Une parure là où l’on n’en attendait pas

Les ornements en dents d’animaux sont bien connus en Australie, mais on les trouve d’ordinaire dans les sépultures du sud-est du continent. En pays quinkan, sur la péninsule du cap York, on n’en avait encore jamais identifié. C’est ce déplacement géographique qui fait l’intérêt de la trouvaille : la pratique était plus largement répandue qu’on ne le lisait dans la carte des découvertes.

Les dents sont des incisives de macropodes, la famille des kangourous et des wallabies. Chacune porte, à sa base, un amas de résine qui a conservé sa forme en durcissant.

De la résine d’herbe, et un peu de bois de fer

L’équipe de Lynley Wallis et Carney Matheson, de l’université Griffith, a analysé ces résines par spectroscopie infrarouge et par spectrométrie de masse. Elles proviennent d’arbres à herbe, ces Xanthorrhoea au tronc noirci qui poussent sur les pentes de l’abri lui-même. Une dent porte en plus des traces de gomme de bois de fer, un arbre des bords de cours d’eau.

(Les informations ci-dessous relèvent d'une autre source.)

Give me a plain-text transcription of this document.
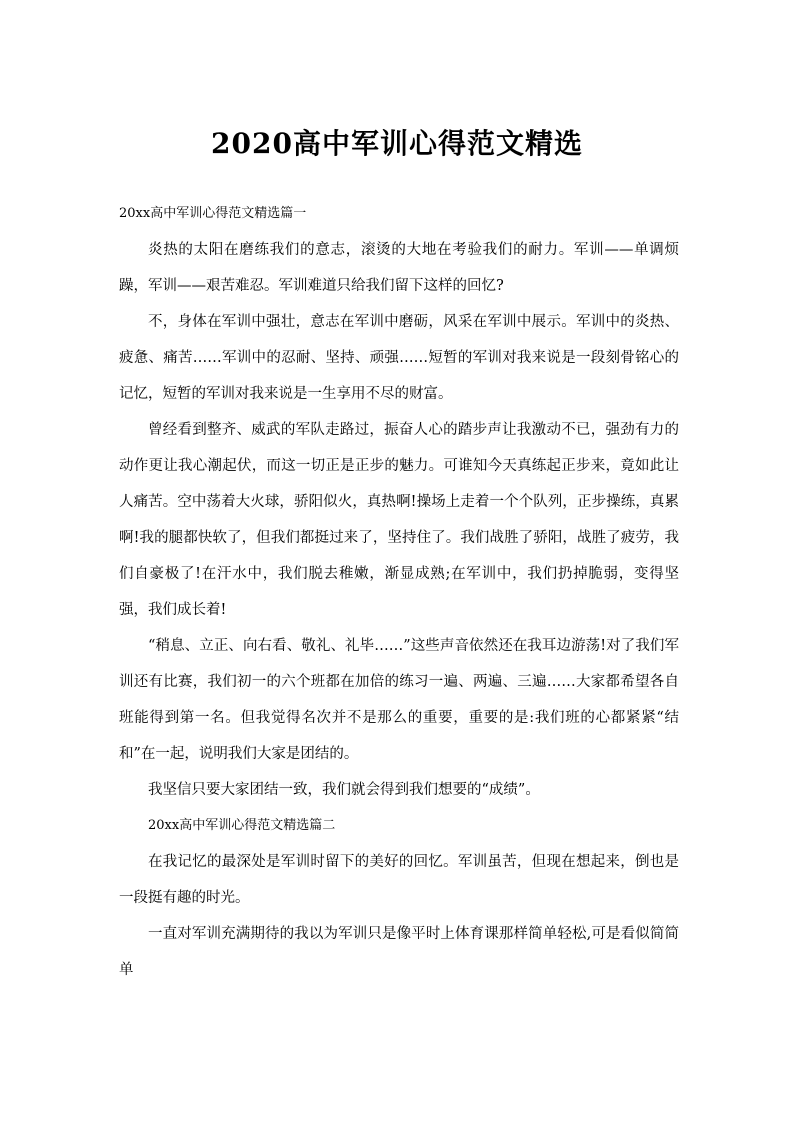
2020高中军训心得范文精选

20xx高中军训心得范文精选篇一

炎热的太阳在磨练我们的意志，滚烫的大地在考验我们的耐力。军训——单调烦躁，军训——艰苦难忍。军训难道只给我们留下这样的回忆?

不，身体在军训中强壮，意志在军训中磨砺，风采在军训中展示。军训中的炎热、疲惫、痛苦……军训中的忍耐、坚持、顽强……短暂的军训对我来说是一段刻骨铭心的记忆，短暂的军训对我来说是一生享用不尽的财富。

曾经看到整齐、威武的军队走路过，振奋人心的踏步声让我激动不已，强劲有力的动作更让我心潮起伏，而这一切正是正步的魅力。可谁知今天真练起正步来，竟如此让人痛苦。空中荡着大火球，骄阳似火，真热啊!操场上走着一个个队列，正步操练，真累啊!我的腿都快软了，但我们都挺过来了，坚持住了。我们战胜了骄阳，战胜了疲劳，我们自豪极了!在汗水中，我们脱去稚嫩，渐显成熟;在军训中，我们扔掉脆弱，变得坚强，我们成长着!

“稍息、立正、向右看、敬礼、礼毕……”这些声音依然还在我耳边游荡!对了我们军训还有比赛，我们初一的六个班都在加倍的练习一遍、两遍、三遍……大家都希望各自班能得到第一名。但我觉得名次并不是那么的重要，重要的是:我们班的心都紧紧“结和”在一起，说明我们大家是团结的。

我坚信只要大家团结一致，我们就会得到我们想要的“成绩”。

20xx高中军训心得范文精选篇二

在我记忆的最深处是军训时留下的美好的回忆。军训虽苦，但现在想起来，倒也是一段挺有趣的时光。

一直对军训充满期待的我以为军训只是像平时上体育课那样简单轻松,可是看似简简单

Autrement dit, la matière première a été ramassée sur place, et complétée par une seconde résine venue d’un autre milieu. Ce détail dit quelque chose du geste : le choix de la colle n’était pas indifférent.

Un bandeau ou un collier

Les résines ont piégé autre chose que des dents. On y trouve des fibres végétales et des restes de peau animale, ce qui indique un montage : les incisives étaient fixées sur un support souple. Bandeau de tête ou collier, les auteurs ne tranchent pas, faute d’avoir retrouvé l’objet entier.

La méthode mérite d’être notée. Ce ne sont pas les dents qui parlent ici, mais ce qui les collait. Analyser une colle plutôt qu’un objet permet de remonter à des gestes que l’objet seul ne montre plus, une fois son support disparu.

Un savoir partagé avec les communautés

Le travail s’est appuyé sur les indications des anciens et des rangers de la communauté de Laura, en pays quinkan. Ce sont eux qui ont orienté les archéologues vers les essences dont provenaient les résines. Cette collaboration n’est pas un ornement du protocole : elle a fourni l’hypothèse botanique que les analyses de laboratoire sont ensuite venues confirmer.